Naturally, in order to sell this myth, these same so-called “scholars” claim that the Bible has been heavily edited which is simply not true. Lilith’s name was never removed from the Bible because she doesn’t exist. Prior to the middle ages, the word Lilith or Lilitu was just another word for a demon and held so specific reference to the story of creation.
The name Lilith is first mentioned in ancient Babylonian texts as a class of winged female demons that attacks pregnant women and infants. From there her legend spread to ancient Anatolia, Syria, Egypt, Greece, and was carried into Israel from those held captive in Babylon where she became part of Jewish folklore. Many scholars believe this Jewish folklore was inspired by Sumerian myths about female vampires called “Lillu” or Mesopotamian myths about succubae – female night demons – called “Lilin.”
While Lilith is mentioned 4 times in the Babylonian Talmud she is not referred to as Adam’s wife. However, a glimpses of her eventual association with Eve can be seen in Genesis Rabbah 18:4, a collection of midrashim about the book of Genesis. Here the rabbis describe the “First Eve” as a “golden bell” that troubles them in the night. “’A golden bell’… it is she who troubled me all night…Why do not all other dreams exhaust a man, yet this [a dream of intimacy takes place] does exhaust a man – Because from the very beginning of her creation she was but in a dream.”
For those not familiar with the Babylon Talmud, it is a vast collection of Jewish laws and (man’s) traditions. While some of the teachings from the Talmud may be “compatible” with biblical teachings, the same can be said for many different writings from many different religions. For the Christian, the study of the Talmud can be a great way to learn more about Jewish tradition, history, and interpretation, but the Talmud is not to be considered the authoritative Word of God nor is it taught as such.
It was not until the Alphabet of Ben Sira, an apocryphal work from the tenth century, that Lilith is ever associated with God’s creation. In this medieval text Lilith is described as constantly fighting with Adam because they couldn’t agree on who would be on top during sex. She magically sprouts wings, having obtained power to do so by uttering the sacred name of God, and flies away. When God sends a few mythical angels to chase her down she refuses to return to the Garden, vowing instead to kill babies in retaliation for Adam’s mistreatment and God’s insistence on slaying 100 of her progeny daily. According to this story Lilith believed that God had created her only to afflict male babies with a fatal disease up until the age of 8 days and girls up to the age of 12 days.
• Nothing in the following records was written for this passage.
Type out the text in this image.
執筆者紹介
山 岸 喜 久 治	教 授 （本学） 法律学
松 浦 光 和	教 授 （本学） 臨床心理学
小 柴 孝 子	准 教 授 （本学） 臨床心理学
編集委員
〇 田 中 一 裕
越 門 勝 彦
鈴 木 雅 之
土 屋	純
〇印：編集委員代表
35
In the 13th century Lilith became a figure of cosmic evil in the Treatise on the Left Emanation where she is seen as the female consort of Samael, an archangel, who had seduced the serpent to evil in the Garden of Eden. Long identified as the angel of death and the guardian angel of Rome, he and Lilith emanated together from beneath the Throne of Glory as a result of the sin of Adam and Eve.
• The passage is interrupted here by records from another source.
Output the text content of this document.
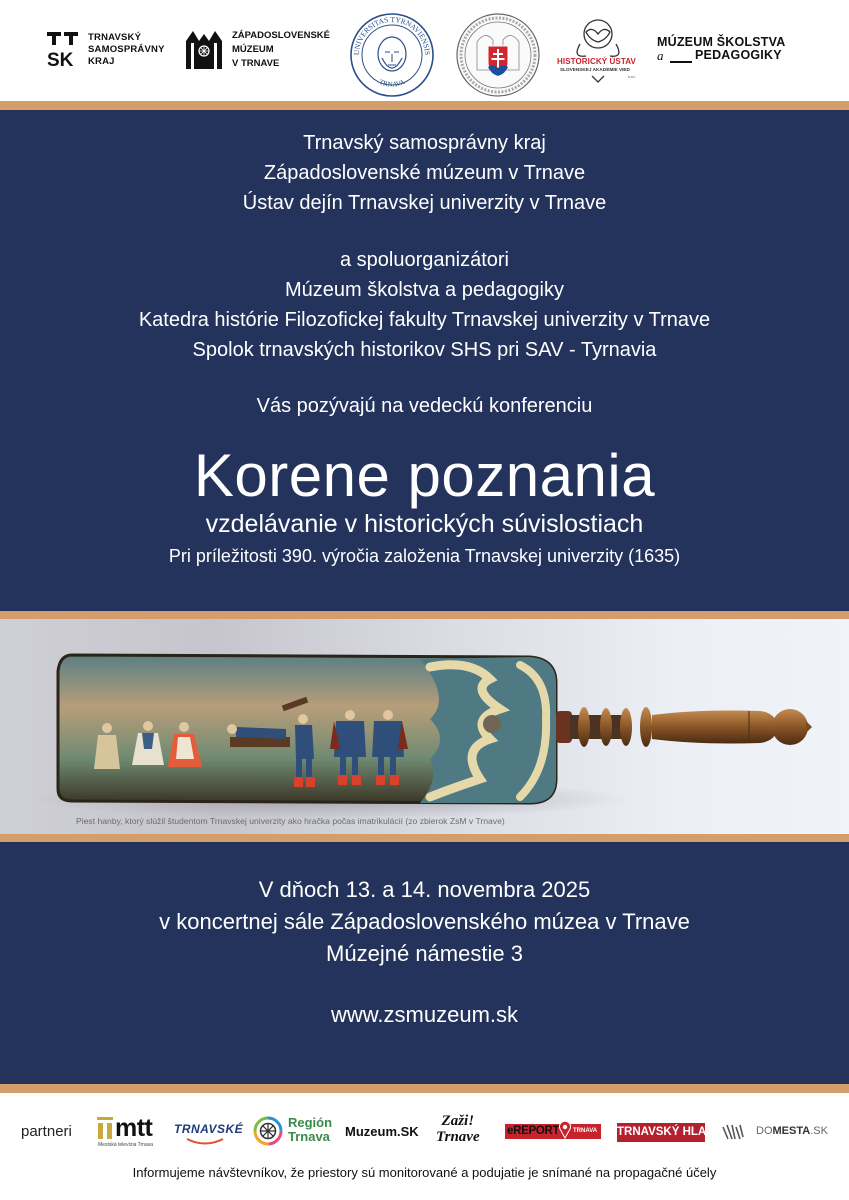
SK
TRNAVSKÝ
SAMOSPRÁVNY
KRAJ
ZÁPADOSLOVENSKÉ
MÚZEUM
V TRNAVE
UNIVERSITAS TYRNAVIENSIS
TRNAVA
HISTORICKÝ ÚSTAV
SLOVENSKEJ AKADÉMIE VIED
v.v.i.
MÚZEUM ŠKOLSTVA
a	PEDAGOGIKY
Trnavský samosprávny kraj
Západoslovenské múzeum v Trnave
Ústav dejín Trnavskej univerzity v Trnave
a spoluorganizátori
Múzeum školstva a pedagogiky
Katedra histórie Filozofickej fakulty Trnavskej univerzity v Trnave
Spolok trnavských historikov SHS pri SAV - Tyrnavia
Vás pozývajú na vedeckú konferenciu
Korene poznania
vzdelávanie v historických súvislostiach
Pri príležitosti 390. výročia založenia Trnavskej univerzity (1635)
Piest hanby, ktorý slúžil študentom Trnavskej univerzity ako hračka počas imatrikulácií (zo zbierok ZsM v Trnave)
V dňoch 13. a 14. novembra 2025
v koncertnej sále Západoslovenského múzea v Trnave
Múzejné námestie 3
www.zsmuzeum.sk
partneri mtt
Mestská televízia Trnava
TRNAVSKÉ	Región
Trnava Muzeum.SK
Zaži!
Trnave eREPORT TRNAVA TRNAVSKÝ HLAS	DOMESTA.SK
Informujeme návštevníkov, že priestory sú monitorované a podujatie je snímané na propagačné účely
These two mythological characters were further developed in the Zohar where they emanated together from one of the divine powers, the sefirah of Gevurah (strength) on the side of evil, corresponding to the holy divine female and male. In this version Lilith, the harlot, was created as Adam but from filth and sediment instead of pure dust. From her union with Adam sprang innumerable demons that still plague mankind. She is also presented as being the mistress of God, a direct result of the destruction of the temple and the exile of Israel and will continue as such until the coming of Christ when God would end the degrading affair and her existence as well.
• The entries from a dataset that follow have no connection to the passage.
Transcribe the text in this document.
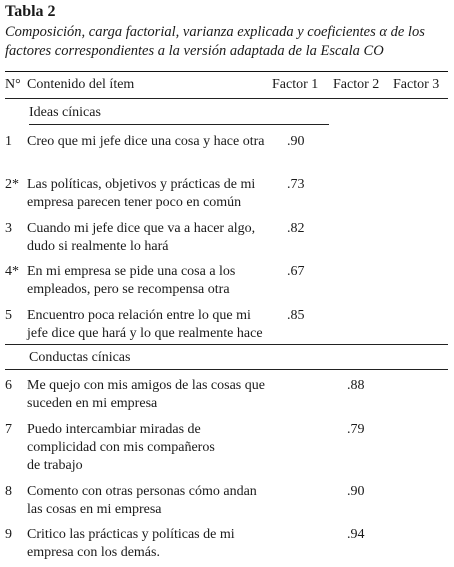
Tabla 2
Composición, carga factorial, varianza explicada y coeficientes α de los factores correspondientes a la versión adaptada de la Escala CO
N° Contenido del ítem	Factor 1 Factor 2 Factor 3
Ideas cínicas
1 Creo que mi jefe dice una cosa y hace otra	.90
2* Las políticas, objetivos y prácticas de mi empresa parecen tener poco en común
.73
3 Cuando mi jefe dice que va a hacer algo, dudo si realmente lo hará
.82
4* En mi empresa se pide una cosa a los empleados, pero se recompensa otra
.67
5 Encuentro poca relación entre lo que mi jefe dice que hará y lo que realmente hace
.85
Conductas cínicas
6 Me quejo con mis amigos de las cosas que suceden en mi empresa
.88
7 Puedo intercambiar miradas de complicidad con mis compañeros de trabajo
.79
8 Comento con otras personas cómo andan las cosas en mi empresa
.90
9 Critico las prácticas y políticas de mi empresa con los demás.
.94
Her legend grew and changed over the following centuries where she was portrayed as a beautiful woman, often seen in a sinister light, a demon or as the serpent in the Garden of Eden who convinced Eve to eat the forbidden fruit.
In 1972 Lilly Rivlin published an article on Lilith for the feminist magazine Ms, In Some Mythology, Lilith, Not Eve, Was First Woman Created Simultaneously With Adam, presenting her not as a demon with wings but as a powerful woman who could not be controlled by men. According to Rivlin, she had always been repelled by the myth of Eve because of her submissiveness but with the discovery of Lilith she found the wind and wrote a new creation. By 1976 Jewish feminist claimed Lilith as they name of their magazine because they were also inspired by her fight for equality with Adam. Now you know – the whole feminist movement is based on a myth!
Unfortunately, the Alphabet’s and the Zohar’s irreverent image of Lilith has been taken as serious in modern times. Modern feminists quote these two medieval stories more than any other source in explaining their version of Lilith. They promote Lilith as the proto-feminist, willing to sacrifice even the paradise of Eden as the necessary cost of freedom and equality. The series of musical concerts called Lilith Fair founded by Sarah McLachlan in the late 1990s is perhaps the most brazen example. A few neo-pagan groups have taken up her cause as well, either accepting her dark nature as sacred or finding in her an expression for the erotic goddess within them.